5/ Because Edith was born in 1932, she is not yet eligible for widow's benefits under Section 202(c) of the Social Security Act. However, we conclude below that Lori, Rhonda, and Ronald K~ are entitled to benefits as the children of the wage earner. Therefore, Edith is entitled to mother's benefits under Section 202(g) of the Act.
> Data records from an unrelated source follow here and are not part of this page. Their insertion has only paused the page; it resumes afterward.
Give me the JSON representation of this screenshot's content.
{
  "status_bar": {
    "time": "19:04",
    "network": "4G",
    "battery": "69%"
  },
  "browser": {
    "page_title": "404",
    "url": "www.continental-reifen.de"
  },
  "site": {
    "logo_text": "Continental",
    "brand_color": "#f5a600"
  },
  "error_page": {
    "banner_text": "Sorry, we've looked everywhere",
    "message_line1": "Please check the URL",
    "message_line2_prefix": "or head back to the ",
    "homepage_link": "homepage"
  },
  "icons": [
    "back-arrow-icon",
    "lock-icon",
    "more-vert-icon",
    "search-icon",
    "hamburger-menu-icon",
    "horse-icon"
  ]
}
6/ We believe that § 212(c) may be applied in all cases where the wage earner died on or after October 1, 1977. As discussed above, we have determined in prior opinions that the marriage validation provisions of § 212(b) apply only where the wage earner died on or after October 1, 1977 and the parties cohabited on or after that date. We have also determined that the putative spouse provisions of § 305 apply only where the wage earner died on or after October 1, 1977 and the claiming spouse maintained a good faith belief in the validity of the marriage subsequent to that date. However, the "deemed legitimacy" provisions of § 212(c) do not require good faith on the part of either party to a prohibited marriage or that the child have been born during the cohabitation of the parties (as required under Ill. Rev. Stat. ch.89 § 17a prior to October 1, 1977). We think that consistent with our opinion in Ambers G~ , ~, RA V (A~) to Director, IPBV, 12/11/80, in which we limited the application of the 1977 marriage statute to claims where the wage earner died on or after October 1, 1977, the "deemed legitimacy" provisions of § 212(c) may be applied in all cases where the wage earner died on or after October 1, 1977, regardless of when the prohibited marriage was contracted or when the child was born.
We also note that on May 22, 1984 SSA amended 20 C.F.R. §404.354(b) to clarify that the relationship of an applicant for child's benefits to an insured individual is determined by the state laws in effect at the time the insured individual died. 49 Fed. Reg. 21,512.